Discovering the difference between a Want and a Need comes out when answering the question “why”. Be honest and note, if you WANT something bad enough that it is non-negotiable, it does indeed qualify as a NEED. Squeezing out a bunch of low priority Wants is the best way to reduce the area of your house. As you start thinking about the number of “bedrooms” you list, ask some questions. Why three (to pick a common number)? Do you have two kids?, or just one and the other is really just a guest room?, or is there just an assumption that three bedrooms is what the market will want come time to sell? Could two of the “bedrooms” be combined even, as long as there’s some ability to achieve privacy, or could one be storage now and finished later if needed? Of course these questions are numerous and most of the time an answer leads to another question, exactly like a really good in-depth interview.
Sizing spaces for functions is about furniture quantity, size, and placement. In non Master Bedroom sleeping areas for example, are full size beds necessary or can they be twins?, or how about bunkbeds? Can they be pushed into a corner?, built into an alcove?, or even be hideaway like a Murphy Bed? An opportunity in small houses we’ll discuss later in this series is, you can actually buy less but higher quality furniture, and smaller spaces beg for smaller and simpler furniture.
Next, watch out for duplicate functions, as with separate Family and Living “Rooms”, or Breakfast Alcoves, Kitchens with seating, and Dining “Rooms”. Seek instead to overlap or combine spaces with related functions, like only sitting to eat in one centrally located farm-style kitchen area.
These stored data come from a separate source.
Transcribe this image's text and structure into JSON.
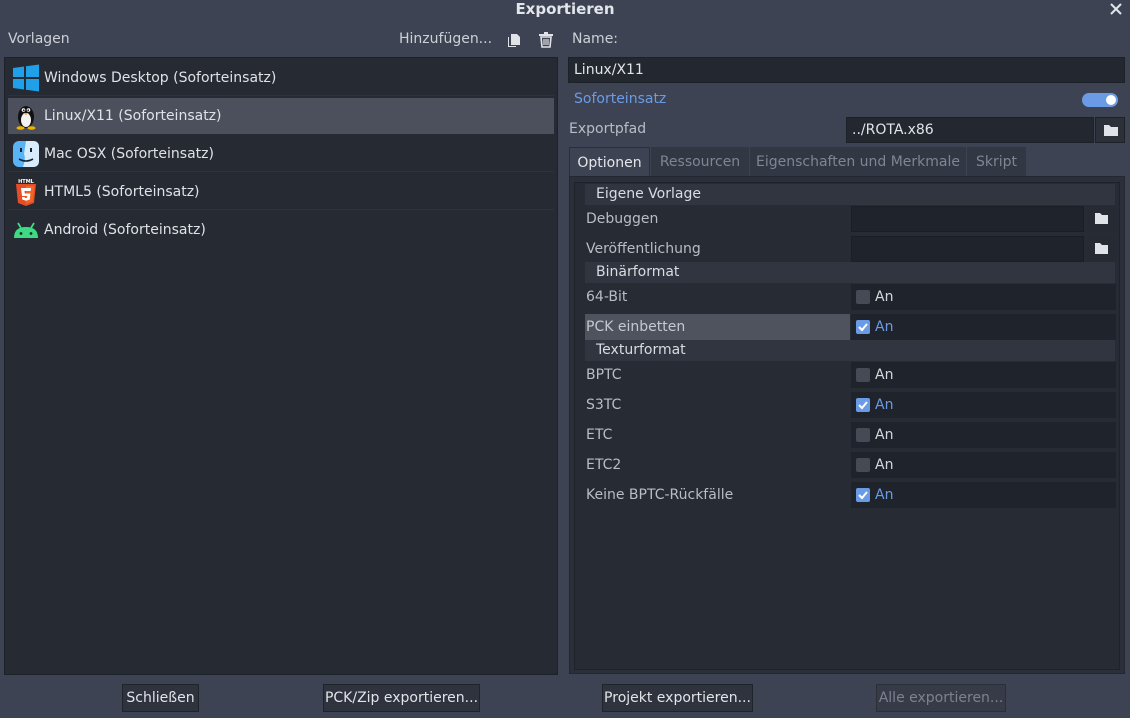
{
  "window": {
    "title": "Exportieren"
  },
  "presets": {
    "label": "Vorlagen",
    "add_label": "Hinzufügen...",
    "items": [
      {
        "label": "Windows Desktop (Soforteinsatz)",
        "icon": "windows-icon"
      },
      {
        "label": "Linux/X11 (Soforteinsatz)",
        "icon": "linux-tux-icon",
        "selected": true
      },
      {
        "label": "Mac OSX (Soforteinsatz)",
        "icon": "macos-finder-icon"
      },
      {
        "label": "HTML5 (Soforteinsatz)",
        "icon": "html5-icon"
      },
      {
        "label": "Android (Soforteinsatz)",
        "icon": "android-icon"
      }
    ]
  },
  "details": {
    "name_label": "Name:",
    "name_value": "Linux/X11",
    "runnable_label": "Soforteinsatz",
    "runnable_on": true,
    "export_path_label": "Exportpfad",
    "export_path_value": "../ROTA.x86",
    "tabs": [
      "Optionen",
      "Ressourcen",
      "Eigenschaften und Merkmale",
      "Skript"
    ],
    "active_tab": "Optionen"
  },
  "options": {
    "custom_template": {
      "section": "Eigene Vorlage",
      "debug_label": "Debuggen",
      "debug_value": "",
      "release_label": "Veröffentlichung",
      "release_value": ""
    },
    "binary_format": {
      "section": "Binärformat",
      "bit64_label": "64-Bit",
      "bit64_on": false,
      "embed_pck_label": "PCK einbetten",
      "embed_pck_on": true
    },
    "texture_format": {
      "section": "Texturformat",
      "bptc_label": "BPTC",
      "s3tc_label": "S3TC",
      "etc_label": "ETC",
      "etc2_label": "ETC2",
      "no_bptc_fallbacks_label": "Keine BPTC-Rückfälle"
    },
    "checkbox_text": "An"
  },
  "buttons": {
    "close": "Schließen",
    "export_pck": "PCK/Zip exportieren...",
    "export_project": "Projekt exportieren...",
    "export_all": "Alle exportieren..."
  },
  "colors": {
    "accent": "#6c9be6",
    "background": "#3d4352",
    "panel": "#252a33"
  }
}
Last but certainly not least, since circulation constitutes about 75% or more of the actual square footage of a house, consider how to put more functions within reach of the same paths, like with laundry and office functions “in” corridors. A function that’s directly accessible from another space uses much less space than a “walk-in” room dedicated to the function.
Design is fluid process. It’s not always obvious, is rarely quick, and is never all fun and glory as reality shows would have you believe. But it is those nuts and bolts components that make the overall process an enjoyable one, and the result seem so perfect. Others will ask “how could it have ever been anything else?” and you will know the simple truth- it all started with asking the right questions.